# VG30DETT dimensions



## NASTY_IMPULSE (Oct 6, 2006)

I was wondering what the dimensions of the VG30DETT are for a project car me and my father are working on...right now were down to 3 different engine choices and the VG30 seems to be the best choice, but it is quite larger than the other 2...depth of the engine compartment and length(front-back) aren't my biggest concern...its mostly the width(side-side) that i'm concerned about fitment with.


----------



## Blackbob (Jun 19, 2002)

NASTY_IMPULSE said:


> I was wondering what the dimensions of the VG30DETT are for a project car me and my father are working on...right now were down to 3 different engine choices and the VG30 seems to be the best choice, but it is quite larger than the other 2...depth of the engine compartment and length(front-back) aren't my biggest concern...its mostly the width(side-side) that i'm concerned about fitment with.

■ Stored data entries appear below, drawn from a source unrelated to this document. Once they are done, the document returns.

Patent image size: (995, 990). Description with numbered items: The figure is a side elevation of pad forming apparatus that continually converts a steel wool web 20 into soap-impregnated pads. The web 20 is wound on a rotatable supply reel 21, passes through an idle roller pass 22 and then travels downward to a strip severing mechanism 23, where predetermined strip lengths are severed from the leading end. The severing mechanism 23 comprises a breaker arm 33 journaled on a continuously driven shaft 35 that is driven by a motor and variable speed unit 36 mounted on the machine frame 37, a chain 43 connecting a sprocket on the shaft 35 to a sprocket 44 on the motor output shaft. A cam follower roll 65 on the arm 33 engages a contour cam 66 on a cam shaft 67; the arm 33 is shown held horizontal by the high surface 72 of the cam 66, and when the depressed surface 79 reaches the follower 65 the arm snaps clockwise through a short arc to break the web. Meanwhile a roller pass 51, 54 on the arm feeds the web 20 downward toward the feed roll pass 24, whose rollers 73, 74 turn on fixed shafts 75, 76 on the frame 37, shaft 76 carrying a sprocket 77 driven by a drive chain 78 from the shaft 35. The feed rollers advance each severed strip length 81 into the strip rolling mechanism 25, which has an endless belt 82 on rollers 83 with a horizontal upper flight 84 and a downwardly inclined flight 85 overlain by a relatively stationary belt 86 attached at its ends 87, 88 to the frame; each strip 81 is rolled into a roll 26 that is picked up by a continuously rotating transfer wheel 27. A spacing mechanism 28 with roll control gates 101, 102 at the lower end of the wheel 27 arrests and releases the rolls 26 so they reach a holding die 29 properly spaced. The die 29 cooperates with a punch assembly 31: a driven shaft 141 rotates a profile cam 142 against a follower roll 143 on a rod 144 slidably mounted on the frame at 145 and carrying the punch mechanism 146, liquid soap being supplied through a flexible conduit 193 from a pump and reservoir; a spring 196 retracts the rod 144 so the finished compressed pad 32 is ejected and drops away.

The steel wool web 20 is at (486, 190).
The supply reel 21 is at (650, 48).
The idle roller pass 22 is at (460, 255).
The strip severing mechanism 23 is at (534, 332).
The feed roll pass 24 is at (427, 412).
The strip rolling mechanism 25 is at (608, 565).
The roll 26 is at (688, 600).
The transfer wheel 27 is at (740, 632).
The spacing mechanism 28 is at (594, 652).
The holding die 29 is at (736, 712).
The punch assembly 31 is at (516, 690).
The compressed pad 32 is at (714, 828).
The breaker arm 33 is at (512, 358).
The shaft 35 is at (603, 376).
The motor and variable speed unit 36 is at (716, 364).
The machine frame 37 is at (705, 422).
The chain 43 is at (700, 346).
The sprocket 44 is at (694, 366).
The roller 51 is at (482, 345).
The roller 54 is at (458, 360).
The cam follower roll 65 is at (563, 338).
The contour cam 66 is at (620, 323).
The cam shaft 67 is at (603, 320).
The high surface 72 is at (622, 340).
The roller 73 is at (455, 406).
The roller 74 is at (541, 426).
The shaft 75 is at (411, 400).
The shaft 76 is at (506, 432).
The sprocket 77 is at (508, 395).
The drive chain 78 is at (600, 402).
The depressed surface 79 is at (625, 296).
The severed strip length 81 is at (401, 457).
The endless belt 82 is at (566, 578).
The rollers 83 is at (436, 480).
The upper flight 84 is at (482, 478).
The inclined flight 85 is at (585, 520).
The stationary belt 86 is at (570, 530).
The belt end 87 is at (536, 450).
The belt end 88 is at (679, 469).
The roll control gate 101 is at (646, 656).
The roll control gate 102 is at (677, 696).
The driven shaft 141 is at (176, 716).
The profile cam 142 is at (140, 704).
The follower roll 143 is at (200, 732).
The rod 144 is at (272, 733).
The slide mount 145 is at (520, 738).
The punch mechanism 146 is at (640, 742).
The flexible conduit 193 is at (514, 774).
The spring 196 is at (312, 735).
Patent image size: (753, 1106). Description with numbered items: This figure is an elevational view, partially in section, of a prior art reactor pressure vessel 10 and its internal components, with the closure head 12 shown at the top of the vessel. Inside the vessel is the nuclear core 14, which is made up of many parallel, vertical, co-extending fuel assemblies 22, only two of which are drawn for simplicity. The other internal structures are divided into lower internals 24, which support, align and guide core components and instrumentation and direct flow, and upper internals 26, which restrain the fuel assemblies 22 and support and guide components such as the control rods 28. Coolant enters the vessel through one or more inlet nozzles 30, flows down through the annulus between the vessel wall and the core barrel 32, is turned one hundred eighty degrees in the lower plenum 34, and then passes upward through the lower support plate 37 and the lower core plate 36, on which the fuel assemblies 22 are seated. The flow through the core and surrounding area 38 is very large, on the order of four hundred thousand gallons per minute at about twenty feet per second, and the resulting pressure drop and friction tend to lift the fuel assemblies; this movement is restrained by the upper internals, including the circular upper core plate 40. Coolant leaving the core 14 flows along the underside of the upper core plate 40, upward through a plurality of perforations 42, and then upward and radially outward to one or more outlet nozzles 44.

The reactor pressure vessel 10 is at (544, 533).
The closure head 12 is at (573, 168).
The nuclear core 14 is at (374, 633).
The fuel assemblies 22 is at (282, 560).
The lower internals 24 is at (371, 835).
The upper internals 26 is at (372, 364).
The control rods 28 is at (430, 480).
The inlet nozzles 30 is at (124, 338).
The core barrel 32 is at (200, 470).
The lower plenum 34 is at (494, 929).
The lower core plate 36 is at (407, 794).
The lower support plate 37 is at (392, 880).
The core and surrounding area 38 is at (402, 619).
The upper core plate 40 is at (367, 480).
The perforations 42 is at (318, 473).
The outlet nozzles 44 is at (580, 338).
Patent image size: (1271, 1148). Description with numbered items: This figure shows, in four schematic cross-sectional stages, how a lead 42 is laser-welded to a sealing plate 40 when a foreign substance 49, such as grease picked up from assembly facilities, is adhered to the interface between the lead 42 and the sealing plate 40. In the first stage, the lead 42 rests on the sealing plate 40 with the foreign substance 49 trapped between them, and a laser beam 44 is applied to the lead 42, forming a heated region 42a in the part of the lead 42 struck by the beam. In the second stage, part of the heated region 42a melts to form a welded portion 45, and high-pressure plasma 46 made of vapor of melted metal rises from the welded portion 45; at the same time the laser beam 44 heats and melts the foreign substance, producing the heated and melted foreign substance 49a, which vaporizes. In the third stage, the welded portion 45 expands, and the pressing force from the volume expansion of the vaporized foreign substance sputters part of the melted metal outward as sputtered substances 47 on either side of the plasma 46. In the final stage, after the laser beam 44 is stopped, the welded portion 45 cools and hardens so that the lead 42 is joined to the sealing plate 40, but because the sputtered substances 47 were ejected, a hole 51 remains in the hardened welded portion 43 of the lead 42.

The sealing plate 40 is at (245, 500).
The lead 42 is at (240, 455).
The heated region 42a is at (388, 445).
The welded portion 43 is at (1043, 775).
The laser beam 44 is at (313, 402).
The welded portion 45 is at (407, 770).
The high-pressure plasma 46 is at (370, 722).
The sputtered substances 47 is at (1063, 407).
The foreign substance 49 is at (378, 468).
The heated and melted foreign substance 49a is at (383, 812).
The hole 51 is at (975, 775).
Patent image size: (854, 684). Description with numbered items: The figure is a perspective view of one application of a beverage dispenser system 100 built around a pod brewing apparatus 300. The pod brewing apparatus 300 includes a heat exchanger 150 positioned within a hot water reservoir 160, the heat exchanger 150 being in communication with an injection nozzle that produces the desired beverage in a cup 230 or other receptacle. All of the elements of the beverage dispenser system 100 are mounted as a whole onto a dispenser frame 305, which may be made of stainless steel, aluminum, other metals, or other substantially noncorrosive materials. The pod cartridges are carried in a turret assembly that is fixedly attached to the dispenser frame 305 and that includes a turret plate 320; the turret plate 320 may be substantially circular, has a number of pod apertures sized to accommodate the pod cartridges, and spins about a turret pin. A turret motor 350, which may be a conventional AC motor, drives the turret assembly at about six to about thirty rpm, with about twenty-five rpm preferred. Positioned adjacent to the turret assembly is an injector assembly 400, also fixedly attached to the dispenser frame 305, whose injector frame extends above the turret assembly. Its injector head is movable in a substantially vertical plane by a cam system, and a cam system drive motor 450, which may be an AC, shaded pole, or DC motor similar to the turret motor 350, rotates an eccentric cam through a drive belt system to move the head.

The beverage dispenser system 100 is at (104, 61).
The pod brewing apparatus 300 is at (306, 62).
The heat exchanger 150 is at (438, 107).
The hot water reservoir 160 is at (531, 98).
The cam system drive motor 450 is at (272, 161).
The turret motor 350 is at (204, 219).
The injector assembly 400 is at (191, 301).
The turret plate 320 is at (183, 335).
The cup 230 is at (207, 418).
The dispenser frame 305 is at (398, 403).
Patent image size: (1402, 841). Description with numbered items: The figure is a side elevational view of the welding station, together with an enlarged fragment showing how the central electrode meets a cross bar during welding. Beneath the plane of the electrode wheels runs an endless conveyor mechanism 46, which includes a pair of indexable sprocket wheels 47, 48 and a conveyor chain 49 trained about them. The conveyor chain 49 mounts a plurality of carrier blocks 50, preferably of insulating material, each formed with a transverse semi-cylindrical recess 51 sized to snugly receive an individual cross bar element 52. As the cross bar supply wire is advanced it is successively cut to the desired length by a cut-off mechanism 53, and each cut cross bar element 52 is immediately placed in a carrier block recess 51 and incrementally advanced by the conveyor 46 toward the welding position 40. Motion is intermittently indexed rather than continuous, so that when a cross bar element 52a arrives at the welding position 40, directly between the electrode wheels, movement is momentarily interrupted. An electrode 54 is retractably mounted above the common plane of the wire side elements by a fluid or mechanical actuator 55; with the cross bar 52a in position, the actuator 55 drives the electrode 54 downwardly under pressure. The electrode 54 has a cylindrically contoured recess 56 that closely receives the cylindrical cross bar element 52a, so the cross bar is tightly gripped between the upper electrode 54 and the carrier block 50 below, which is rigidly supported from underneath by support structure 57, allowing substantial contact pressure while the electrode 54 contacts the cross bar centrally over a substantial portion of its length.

What are you trying to put this into ?


----------



## Zen31ZR (Mar 24, 2004)

Well, he did post in the Z31 section......  Pretty sure he's not putting this in a Z32 or a Z33.


----------



## Blackbob (Jun 19, 2002)

Zen31ZR said:


> Well, he did post in the Z31 section......  Pretty sure he's not putting this in a Z32 or a Z33.



You can never be too sure.....


----------